Por eso, nuestro Padre, que nos conoce, deja la puerta abierta de su Infinita
Misericordia y nos perdona, dándonos siempre la oportunidad de levantarnos y
volver a Él. La parábola del hijo pródigo es un hermoso ejemplo de como nos
quiere y nos perdona nuestro Padre Dios.
Sin
embargo, nuestro Padre Dios quiere que decidamos nosotros. Nos ha creado en
libertad y nos toca a nosotros decidir. Ya en el – Deuteronomio 30, 15 – nos pone
esa posibilidad y quiere que, en plena libertad, le respondamos. De tal forma
que, la Misericordia con la que hemos sido tratados por Él, también la tengamos
nosotros con los demás, amigos y enemigos, creyentes y no creyentes.
¿Se
nos hace difícil, hasta el punto de que nos parece imposible? Sí, es evidente.
Nuestra naturaleza es débil y sometida al pecado.

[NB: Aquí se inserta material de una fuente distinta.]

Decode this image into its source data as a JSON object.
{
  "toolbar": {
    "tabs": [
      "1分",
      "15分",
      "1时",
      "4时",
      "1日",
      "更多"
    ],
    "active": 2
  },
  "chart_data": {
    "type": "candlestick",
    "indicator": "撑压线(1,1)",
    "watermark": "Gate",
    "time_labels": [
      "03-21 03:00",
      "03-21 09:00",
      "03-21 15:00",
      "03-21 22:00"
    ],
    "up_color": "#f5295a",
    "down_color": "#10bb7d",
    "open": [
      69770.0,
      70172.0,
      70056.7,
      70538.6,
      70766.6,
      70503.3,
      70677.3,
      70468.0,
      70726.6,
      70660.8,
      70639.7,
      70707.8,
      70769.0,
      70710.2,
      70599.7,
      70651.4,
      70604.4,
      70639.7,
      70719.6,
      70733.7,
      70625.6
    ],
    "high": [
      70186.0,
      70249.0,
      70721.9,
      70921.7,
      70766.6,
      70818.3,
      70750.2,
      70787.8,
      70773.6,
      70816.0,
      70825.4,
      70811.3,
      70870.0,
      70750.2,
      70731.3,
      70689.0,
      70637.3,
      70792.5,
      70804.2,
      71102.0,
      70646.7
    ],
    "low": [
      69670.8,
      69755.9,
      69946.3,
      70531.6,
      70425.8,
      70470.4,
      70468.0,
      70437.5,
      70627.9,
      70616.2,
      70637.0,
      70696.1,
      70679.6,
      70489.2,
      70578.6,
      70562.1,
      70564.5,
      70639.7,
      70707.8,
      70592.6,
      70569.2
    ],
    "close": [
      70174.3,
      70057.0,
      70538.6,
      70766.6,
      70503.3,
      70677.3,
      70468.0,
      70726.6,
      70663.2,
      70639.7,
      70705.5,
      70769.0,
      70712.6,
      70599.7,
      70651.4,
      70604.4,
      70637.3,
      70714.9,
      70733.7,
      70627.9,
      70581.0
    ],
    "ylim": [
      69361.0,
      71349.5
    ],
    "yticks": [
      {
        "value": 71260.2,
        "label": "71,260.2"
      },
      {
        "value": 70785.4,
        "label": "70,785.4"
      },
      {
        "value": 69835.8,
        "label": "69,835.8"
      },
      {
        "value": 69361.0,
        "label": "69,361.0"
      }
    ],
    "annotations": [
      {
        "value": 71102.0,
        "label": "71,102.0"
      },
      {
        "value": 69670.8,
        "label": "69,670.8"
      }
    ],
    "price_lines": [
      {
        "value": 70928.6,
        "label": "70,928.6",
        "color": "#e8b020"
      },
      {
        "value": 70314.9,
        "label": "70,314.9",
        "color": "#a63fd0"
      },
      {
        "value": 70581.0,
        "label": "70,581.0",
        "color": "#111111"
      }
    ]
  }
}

Jesús, el Señor, viene precisamente
a liberarnos, y esa es la clave, abrirnos a su Misericordia y Palabra.
Entonces, seremos fuertes y capaces de perdonar. Incluso a nuestros enemigos.
Partimos de que no vamos solos. Desde la hora de nuestro bautismo hemos
recibido al Espíritu Santo. El mismo que recibió Jesús en el Jordán a la hora
de su bautismo. Y, en, con y por Él seremos fuertes y capaces de que, nuestro
corazón se transforme en un corazón humilde, comprensivo, paciente, suave y
bueno. Recordemos la necesidad de ser persistentes y perseverantes tal y como reflexionábamos
el otro día.
No perdamos de vista que nunca podríamos ser recibido por nuestro Padre Dios si antes nosotros no recibimos misericordiosamente a nuestros hermanos. Esa es la condición, que no es otra que el amor. Amar a Dios y amar al prójimo. Sin el segundo no se puede vivir el primero. Claro como el agua y necesario la acción del Espíritu Santo.